Ist das der neue Fertigstellungstermin?“, fragte ein Gast der Hamburger Cruise Days im September und deutete auf die Flagge „Aida 2024“. Nein, lautete die empörte Antwort. Aida wirbt für Hamburg als Olympiastadt. Tempi passati, die Olympia-Bewerbung ist dahin, nur die neue Aida prima, die soll nun endlich kommen: im April 2016. Redet man in diesem Zusammenhang von den Big Three, meint man inzwischen die „Never Ending Stories“ von Elbphilharmonie, Hauptstadtflughafen und dem Vorzeige-Kussmaul-Cruiser, der allerdings, wenn er denn da ist, für die Rostocker Deutschland-Zentrale des weltgrößten Kreuzfahrtkonzerns Carnival einen Quantensprung bedeuten wird. Der Clou der Neukonstruktion liegt darin, dass man mit diesem „Indoor-Schiff“, bei dem sogar die Sonnendecks unter einer UV-durchlässigen Folie jene wohlige Wärme versprechen, die draußen vielleicht gar nicht herrscht, ganzjährig Reisen ab Hamburg anbieten kann – dieses „Home Cruising“ haben die auf ihre eigenen Abfahrtshäfen konzentrierten Deutschen am liebsten.

Köstlich. Für Costa  Crociere entwickelte Sieben-Michelin-Sternekoch Bruno Barbieri ein Galamenü für ­Genießer und Gourmets.
Köstlich. Für Costa Crociere entwickelte Sieben-Michelin-Sternekoch Bruno Barbieri ein Galamenü für ­Genießer und Gourmets.(c) Costa Crociere

China goes cruising! An Neubauaufträgen herrscht kein Mangel, und nach der üblen Aida-Erfahrung mit einer japanischen Werft dürften sie sich auf Europa fokussieren, wo die Familie Meyer aus Papenburg an der Ems gerade einen weiteren Werftstandort im finnischen Turku hinzuerworben hat. Endlich hat man keine Größenbeschränkung mehr – und kann den deutschen Behörden mit Abwanderung gen Norden drohen, wenn ihnen die Aufstauungen der Ems oder die Verlegung des Firmensitzes nach Luxemburg nicht passen. 52 Schiffsneubauten liegen bei Meyer und in den anderen großen Werften auf Kiel oder sind in den Auftragsbüchern schon fixiert.

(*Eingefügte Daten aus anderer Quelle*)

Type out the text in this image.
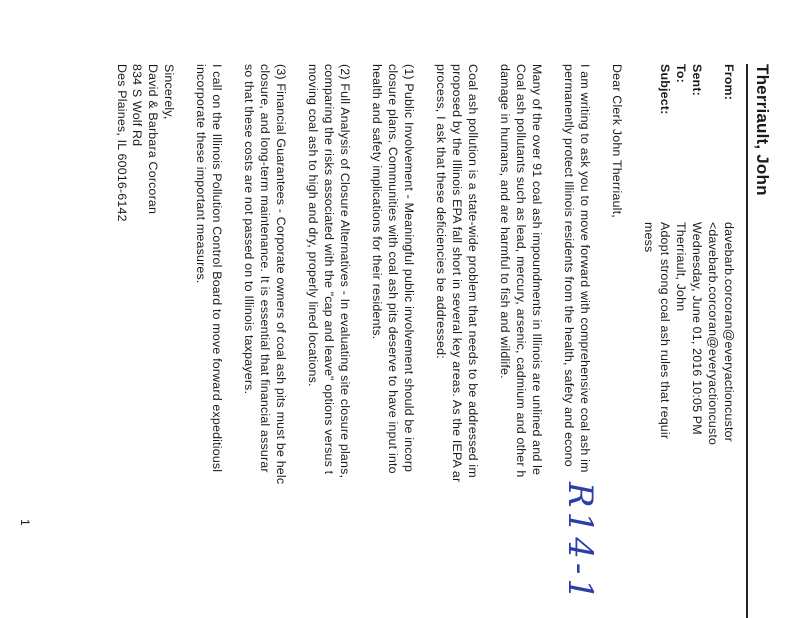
Therriault, John
From:
davebarb.corcoran@everyactioncustor
<davebarb.corcoran@everyactioncusto
Sent:
Wednesday, June 01, 2016 10:05 PM
To:
Therriault, John
Subject:
Adopt strong coal ash rules that requir
mess
Dear Clerk John Therriault,
I am writing to ask you to move forward with comprehensive coal ash im
permanently protect Illinois residents from the health, safety and econo
Many of the over 91 coal ash impoundments in Illinois are unlined and le
Coal ash pollutants such as lead, mercury, arsenic, cadmium and other h
damage in humans, and are harmful to fish and wildlife.
Coal ash pollution is a state-wide problem that needs to be addressed im
proposed by the Illinois EPA fall short in several key areas. As the IEPA ar
process, I ask that these deficiencies be addressed:
(1) Public Involvement - Meaningful public involvement should be incorp
closure plans. Communities with coal ash pits deserve to have input into
health and safety implications for their residents.
(2) Full Analysis of Closure Alternatives - In evaluating site closure plans,
comparing the risks associated with the "cap and leave" options versus t
moving coal ash to high and dry, properly lined locations.
(3) Financial Guarantees - Corporate owners of coal ash pits must be helc
closure, and long-term maintenance. It is essential that financial assurar
so that these costs are not passed on to Illinois taxpayers.
I call on the Illinois Pollution Control Board to move forward expeditiousl
incorporate these important measures.
Sincerely,
David & Barbara Corcoran
834 S Wolf Rd
Des Plaines, IL 60016-6142
1	R14-1
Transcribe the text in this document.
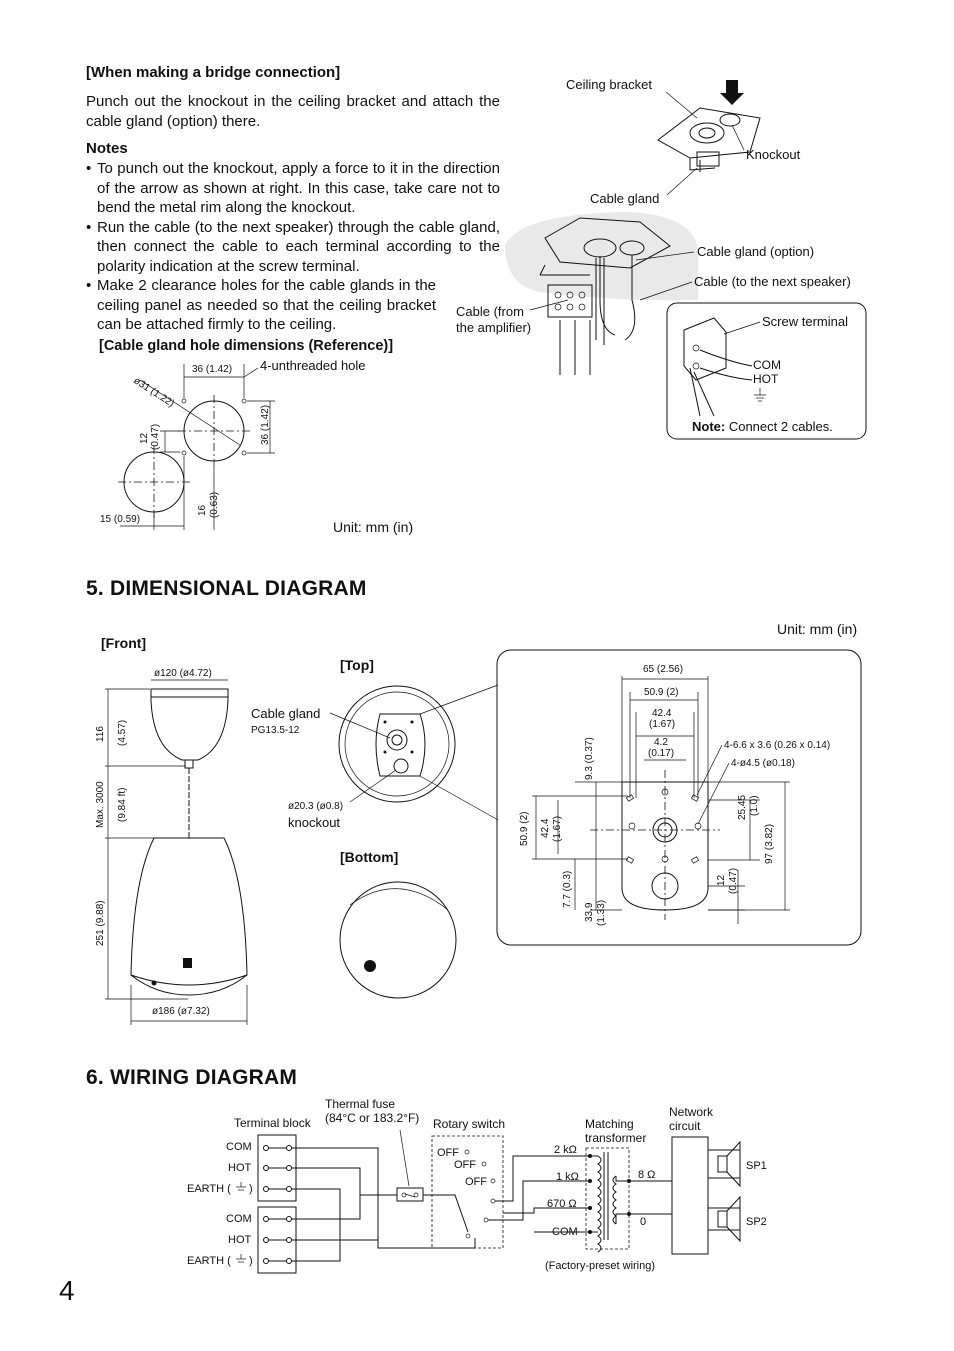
[When making a bridge connection]
Punch out the knockout in the ceiling bracket and attach the cable gland (option) there.
Notes
• To punch out the knockout, apply a force to it in the direction of the arrow as shown at right. In this case, take care not to bend the metal rim along the knockout.
• Run the cable (to the next speaker) through the cable gland, then connect the cable to each terminal according to the polarity indication at the screw terminal.
• Make 2 clearance holes for the cable glands in the ceiling panel as needed so that the ceiling bracket can be attached firmly to the ceiling.
[Cable gland hole dimensions (Reference)]
5. DIMENSIONAL DIAGRAM
6. WIRING DIAGRAM
4
36 (1.42) 4-unthreaded hole
36 (1.42)
ø31 (1.22)
12 (0.47)
16 (0.63)
15 (0.59)	Unit: mm (in)
Ceiling bracket
Knockout
Cable gland
Cable gland (option)
Cable (to the next speaker)
Cable (from
the amplifier)	Screw terminal
COM
HOT
Note: Connect 2 cables.
Unit: mm (in)
[Front]
[Top]
[Bottom]
ø120 (ø4.72)
116 (4.57)
Max. 3000 (9.84 ft)
251 (9.88)
ø186 (ø7.32)
Cable gland
PG13.5-12
ø20.3 (ø0.8)
knockout
65 (2.56)
50.9 (2)
42.4
(1.67)
4.2
(0.17)
4-6.6 x 3.6 (0.26 x 0.14)
4-ø4.5 (ø0.18)
9.3 (0.37)
50.9 (2) 42.4 (1.67)
7.7 (0.3)
33.9 (1.33)
25.45 (1.0)
12 (0.47)
97 (3.82)
Terminal block
Thermal fuse
(84°C or 183.2°F) Rotary switch	Matching
transformer
Network
circuit
COM
HOT
EARTH ( )
COM
HOT
EARTH ( )
OFF
OFF
OFF
2 kΩ
1 kΩ
670 Ω
COM
8 Ω
0
(Factory-preset wiring)
SP1
SP2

Berücksichtigt sind dabei auch die Bedürfnisse eines aufsteigenden Boom-Marktes, der bisher nur zur Verwertung von Alttonnage animiert wurde – nun scheint der vorsichtig gelegte Sprengsatz, der einen Milliardenmarkt (Milliarden Menschen, nicht Dollars!) entfesseln sollte, mit Wucht zu explodieren: China goes crusing! Vorbei die Zeiten, als man sich darüber freute, Schiffe ohne Balkone dort platzieren zu können, wo helle Haut chic ist und die Sonne gemieden wird: Royal Caribbean entsendet seine größten, neuesten Schiffe ins Gelbe Meer, während jenseits der Küste Benimmkurse laufen, um reisende Chinesen gesellschaftstauglich zu machen. Und der bisherige Aida-Chef Michael Ungerer, ein Österreicher, hat gar seinen Wohnsitz ins Reich der Mitte verlegt, nachdem er nun für die dortige Marktentwicklung zuständig ist.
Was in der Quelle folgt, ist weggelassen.